My sister, my sister, my sis—I’d almost forgotten about her! But I recovered and said, “Oh, no, I have a few minutes. What happened?” Injecting those two words with just the right amount of curiosity was the game, and I nailed it.
“It’s just the craziest thing,” he said. “Just a month or so ago, one of the girls rushes into the Big 8—this beaten-up motel down the road—and calls 911, right? Tells them to get to Hideaway Island immediately, tells them her friend is hurt, tells them where, the whole bit. Of course, they rush help out there, find the girl exactly where they were told she would be, get her to the hospital.”
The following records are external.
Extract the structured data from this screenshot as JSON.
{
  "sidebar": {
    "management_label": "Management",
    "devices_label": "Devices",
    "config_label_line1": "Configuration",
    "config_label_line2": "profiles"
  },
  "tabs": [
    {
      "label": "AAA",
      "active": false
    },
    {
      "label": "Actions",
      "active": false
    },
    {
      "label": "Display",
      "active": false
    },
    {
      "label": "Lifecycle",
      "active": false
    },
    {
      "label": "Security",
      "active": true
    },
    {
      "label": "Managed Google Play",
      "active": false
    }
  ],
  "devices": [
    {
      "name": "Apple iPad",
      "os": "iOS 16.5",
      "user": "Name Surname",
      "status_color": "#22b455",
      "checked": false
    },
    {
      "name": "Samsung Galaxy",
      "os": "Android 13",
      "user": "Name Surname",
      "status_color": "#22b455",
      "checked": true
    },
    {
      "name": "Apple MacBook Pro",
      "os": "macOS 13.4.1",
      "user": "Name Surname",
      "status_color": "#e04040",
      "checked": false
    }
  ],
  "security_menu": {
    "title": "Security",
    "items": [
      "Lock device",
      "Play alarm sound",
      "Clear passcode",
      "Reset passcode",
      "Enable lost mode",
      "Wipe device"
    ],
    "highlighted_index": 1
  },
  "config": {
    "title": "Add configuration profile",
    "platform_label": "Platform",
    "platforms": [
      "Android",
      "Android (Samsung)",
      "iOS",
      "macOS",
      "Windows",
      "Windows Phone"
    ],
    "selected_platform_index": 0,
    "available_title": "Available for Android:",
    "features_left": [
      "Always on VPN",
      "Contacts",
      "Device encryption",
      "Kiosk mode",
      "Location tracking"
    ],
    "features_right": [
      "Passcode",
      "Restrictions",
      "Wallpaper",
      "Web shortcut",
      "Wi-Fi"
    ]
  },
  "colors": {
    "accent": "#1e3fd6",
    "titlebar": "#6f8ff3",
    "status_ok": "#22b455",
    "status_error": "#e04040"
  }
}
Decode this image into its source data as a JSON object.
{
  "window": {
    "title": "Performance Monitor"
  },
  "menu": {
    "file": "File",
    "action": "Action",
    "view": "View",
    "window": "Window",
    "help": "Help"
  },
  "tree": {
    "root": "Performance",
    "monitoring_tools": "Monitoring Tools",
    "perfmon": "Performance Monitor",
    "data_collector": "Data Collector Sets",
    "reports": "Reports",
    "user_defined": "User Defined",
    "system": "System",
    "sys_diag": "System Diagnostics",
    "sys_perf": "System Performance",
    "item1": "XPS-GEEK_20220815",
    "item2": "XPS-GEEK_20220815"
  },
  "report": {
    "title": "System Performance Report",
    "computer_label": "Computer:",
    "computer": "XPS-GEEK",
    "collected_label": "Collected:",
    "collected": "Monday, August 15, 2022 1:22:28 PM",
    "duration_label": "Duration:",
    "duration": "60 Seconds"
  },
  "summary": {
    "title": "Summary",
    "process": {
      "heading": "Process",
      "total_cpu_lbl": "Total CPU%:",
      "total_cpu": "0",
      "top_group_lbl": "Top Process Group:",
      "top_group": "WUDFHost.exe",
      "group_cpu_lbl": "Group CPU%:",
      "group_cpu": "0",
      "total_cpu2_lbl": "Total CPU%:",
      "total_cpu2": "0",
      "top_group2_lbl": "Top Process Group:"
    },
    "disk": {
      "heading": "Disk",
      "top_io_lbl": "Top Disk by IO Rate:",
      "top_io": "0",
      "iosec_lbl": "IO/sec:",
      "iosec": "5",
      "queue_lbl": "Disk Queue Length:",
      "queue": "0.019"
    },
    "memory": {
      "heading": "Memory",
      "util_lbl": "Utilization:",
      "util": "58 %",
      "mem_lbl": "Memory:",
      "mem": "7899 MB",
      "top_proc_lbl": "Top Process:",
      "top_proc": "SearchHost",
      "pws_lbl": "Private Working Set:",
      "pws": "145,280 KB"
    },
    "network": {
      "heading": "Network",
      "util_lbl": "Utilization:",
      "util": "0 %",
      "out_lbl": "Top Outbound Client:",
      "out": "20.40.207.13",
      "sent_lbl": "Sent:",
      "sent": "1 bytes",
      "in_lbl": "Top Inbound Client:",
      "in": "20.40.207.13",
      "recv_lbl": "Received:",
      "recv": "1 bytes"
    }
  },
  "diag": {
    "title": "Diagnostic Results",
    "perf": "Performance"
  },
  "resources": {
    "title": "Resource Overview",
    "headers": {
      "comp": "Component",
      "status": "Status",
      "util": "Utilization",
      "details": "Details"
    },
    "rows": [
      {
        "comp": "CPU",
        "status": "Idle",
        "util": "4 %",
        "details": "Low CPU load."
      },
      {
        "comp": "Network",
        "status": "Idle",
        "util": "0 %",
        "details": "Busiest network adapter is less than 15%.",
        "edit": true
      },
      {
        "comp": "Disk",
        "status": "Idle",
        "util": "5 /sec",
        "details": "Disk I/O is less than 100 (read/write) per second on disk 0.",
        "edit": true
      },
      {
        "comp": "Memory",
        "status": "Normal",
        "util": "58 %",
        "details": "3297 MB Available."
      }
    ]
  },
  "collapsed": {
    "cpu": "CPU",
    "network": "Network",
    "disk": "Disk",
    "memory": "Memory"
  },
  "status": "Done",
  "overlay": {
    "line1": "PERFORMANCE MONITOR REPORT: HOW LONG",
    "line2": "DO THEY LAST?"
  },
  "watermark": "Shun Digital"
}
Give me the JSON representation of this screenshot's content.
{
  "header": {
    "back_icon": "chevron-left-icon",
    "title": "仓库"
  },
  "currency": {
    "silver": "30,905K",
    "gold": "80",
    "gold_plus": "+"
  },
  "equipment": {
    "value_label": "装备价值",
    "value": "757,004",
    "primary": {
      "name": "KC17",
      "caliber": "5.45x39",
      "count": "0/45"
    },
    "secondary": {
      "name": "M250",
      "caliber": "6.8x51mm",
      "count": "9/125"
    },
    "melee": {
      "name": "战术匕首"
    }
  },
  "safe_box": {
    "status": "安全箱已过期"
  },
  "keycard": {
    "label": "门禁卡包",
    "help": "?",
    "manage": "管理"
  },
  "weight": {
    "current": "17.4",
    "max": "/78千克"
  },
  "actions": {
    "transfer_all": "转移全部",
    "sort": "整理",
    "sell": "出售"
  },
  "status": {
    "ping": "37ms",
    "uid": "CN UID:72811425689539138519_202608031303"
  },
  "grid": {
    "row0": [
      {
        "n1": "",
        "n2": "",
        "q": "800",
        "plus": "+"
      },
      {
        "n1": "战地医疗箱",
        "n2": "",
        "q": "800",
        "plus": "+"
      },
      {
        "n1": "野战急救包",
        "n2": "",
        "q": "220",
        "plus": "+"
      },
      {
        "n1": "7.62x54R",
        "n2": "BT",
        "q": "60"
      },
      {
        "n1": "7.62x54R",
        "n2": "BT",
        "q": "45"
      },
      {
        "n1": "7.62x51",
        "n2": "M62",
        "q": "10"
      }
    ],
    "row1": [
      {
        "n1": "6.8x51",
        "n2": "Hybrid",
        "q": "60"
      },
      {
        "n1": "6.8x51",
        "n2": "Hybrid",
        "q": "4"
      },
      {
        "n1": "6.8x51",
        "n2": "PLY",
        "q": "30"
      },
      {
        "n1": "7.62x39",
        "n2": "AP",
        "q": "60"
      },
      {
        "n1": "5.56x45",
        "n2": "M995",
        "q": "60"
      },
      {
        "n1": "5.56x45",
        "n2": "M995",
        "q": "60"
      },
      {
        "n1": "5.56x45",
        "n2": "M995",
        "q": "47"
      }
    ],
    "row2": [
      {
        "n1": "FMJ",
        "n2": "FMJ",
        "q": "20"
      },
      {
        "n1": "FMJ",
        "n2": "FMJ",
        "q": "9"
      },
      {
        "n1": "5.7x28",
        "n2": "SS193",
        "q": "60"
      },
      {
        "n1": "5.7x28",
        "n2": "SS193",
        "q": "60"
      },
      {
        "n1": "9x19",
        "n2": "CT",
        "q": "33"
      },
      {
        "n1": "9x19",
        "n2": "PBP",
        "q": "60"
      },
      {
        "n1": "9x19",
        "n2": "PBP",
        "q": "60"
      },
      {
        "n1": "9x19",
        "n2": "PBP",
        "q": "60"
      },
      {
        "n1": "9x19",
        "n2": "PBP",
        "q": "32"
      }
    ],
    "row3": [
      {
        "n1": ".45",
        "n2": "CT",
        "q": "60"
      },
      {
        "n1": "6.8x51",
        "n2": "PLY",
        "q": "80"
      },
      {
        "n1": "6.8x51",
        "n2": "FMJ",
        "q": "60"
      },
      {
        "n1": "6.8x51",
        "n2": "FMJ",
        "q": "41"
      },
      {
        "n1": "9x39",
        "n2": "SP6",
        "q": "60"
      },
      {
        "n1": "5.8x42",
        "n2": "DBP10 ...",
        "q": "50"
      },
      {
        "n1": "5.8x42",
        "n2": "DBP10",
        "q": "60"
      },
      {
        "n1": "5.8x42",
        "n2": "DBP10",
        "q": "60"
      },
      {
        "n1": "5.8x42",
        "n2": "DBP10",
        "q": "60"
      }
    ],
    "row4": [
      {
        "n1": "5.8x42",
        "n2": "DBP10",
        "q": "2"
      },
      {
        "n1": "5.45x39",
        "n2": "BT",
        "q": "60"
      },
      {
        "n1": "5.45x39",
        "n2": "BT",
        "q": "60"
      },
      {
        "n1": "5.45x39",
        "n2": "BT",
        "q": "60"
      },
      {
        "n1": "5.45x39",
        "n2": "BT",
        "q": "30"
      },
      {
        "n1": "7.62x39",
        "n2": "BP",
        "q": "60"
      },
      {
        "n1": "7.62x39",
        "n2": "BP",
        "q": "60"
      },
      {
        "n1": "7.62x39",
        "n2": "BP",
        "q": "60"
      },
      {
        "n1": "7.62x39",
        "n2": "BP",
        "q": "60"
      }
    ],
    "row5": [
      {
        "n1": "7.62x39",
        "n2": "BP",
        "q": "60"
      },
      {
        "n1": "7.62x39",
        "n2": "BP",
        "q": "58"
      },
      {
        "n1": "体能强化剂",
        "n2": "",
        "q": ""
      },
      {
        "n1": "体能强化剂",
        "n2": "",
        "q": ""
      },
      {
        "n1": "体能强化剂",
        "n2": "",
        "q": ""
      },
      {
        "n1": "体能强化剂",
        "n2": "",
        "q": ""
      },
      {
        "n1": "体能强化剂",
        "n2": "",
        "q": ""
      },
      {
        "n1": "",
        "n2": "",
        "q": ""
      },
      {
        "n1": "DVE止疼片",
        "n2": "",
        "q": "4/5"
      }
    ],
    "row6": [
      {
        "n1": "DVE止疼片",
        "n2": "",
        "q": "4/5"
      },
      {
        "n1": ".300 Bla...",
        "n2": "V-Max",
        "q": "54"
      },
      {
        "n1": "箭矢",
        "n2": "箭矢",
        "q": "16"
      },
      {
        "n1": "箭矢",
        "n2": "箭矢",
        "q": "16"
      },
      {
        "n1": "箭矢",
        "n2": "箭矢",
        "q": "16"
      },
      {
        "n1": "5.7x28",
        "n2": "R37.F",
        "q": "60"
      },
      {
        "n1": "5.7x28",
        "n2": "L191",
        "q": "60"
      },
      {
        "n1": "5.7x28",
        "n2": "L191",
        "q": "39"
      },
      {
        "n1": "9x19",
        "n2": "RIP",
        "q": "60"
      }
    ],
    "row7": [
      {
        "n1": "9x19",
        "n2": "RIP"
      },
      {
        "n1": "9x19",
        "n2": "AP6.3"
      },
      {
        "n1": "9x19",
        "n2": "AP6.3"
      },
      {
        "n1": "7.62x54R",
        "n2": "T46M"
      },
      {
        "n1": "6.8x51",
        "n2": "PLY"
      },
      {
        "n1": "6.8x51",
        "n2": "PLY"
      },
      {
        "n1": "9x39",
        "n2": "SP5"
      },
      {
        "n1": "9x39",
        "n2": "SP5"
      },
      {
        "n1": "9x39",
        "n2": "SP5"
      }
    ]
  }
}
Like a true performer, he stopped there—end of Act I, quick intermission, everyone catches their breath.
“Okay,” I said, and I drew out the word like it was an invitation to continue.
“Okay, so,” he reset. “One girl is in the hospital, but the other—the one who made the call?— POOF! ” He brought his hands together and mushroomed them out. “Gone. Nowhere to be found, just disappeared.”
Cass.
“Just… gone?” I said, feigning shock, because it felt like what someone hearing this for the first time would say and do.
“Nobody, not even her mom—though, to be fair, she was never winning any Mom of the Year awards—has heard from her since. Vanished.”
“What happened to her?” I asked.
Mr. Riley tossed his hands in bewilderment, said, “Your guess is as good as mine. I’ve heard every possible theory whispered around town; they’re saying she tried to kill her friend, then fled when it didn’t work, which I don’t believe for a second. They loved each other. And also, then why would she call 911? I’ve even heard some people say that the island is haunted, and she probably drowned trying to get back. Honestly, it’s a mystery.”
Loved each other? I thought.
“What do the police think?”
“No clue. They’d very much like to talk to her, of course, but because her friend didn’t die, it’s just an unfortunate accident in their mind.”
“That makes sense,” I said. “So, the other girl, she’s alive?”
“Yes, Amanda. But paralyzed from the waist down. Absolutely tragic.” He looked again at the Twelfth Night poster and said, “Shakespearean, the whole thing.”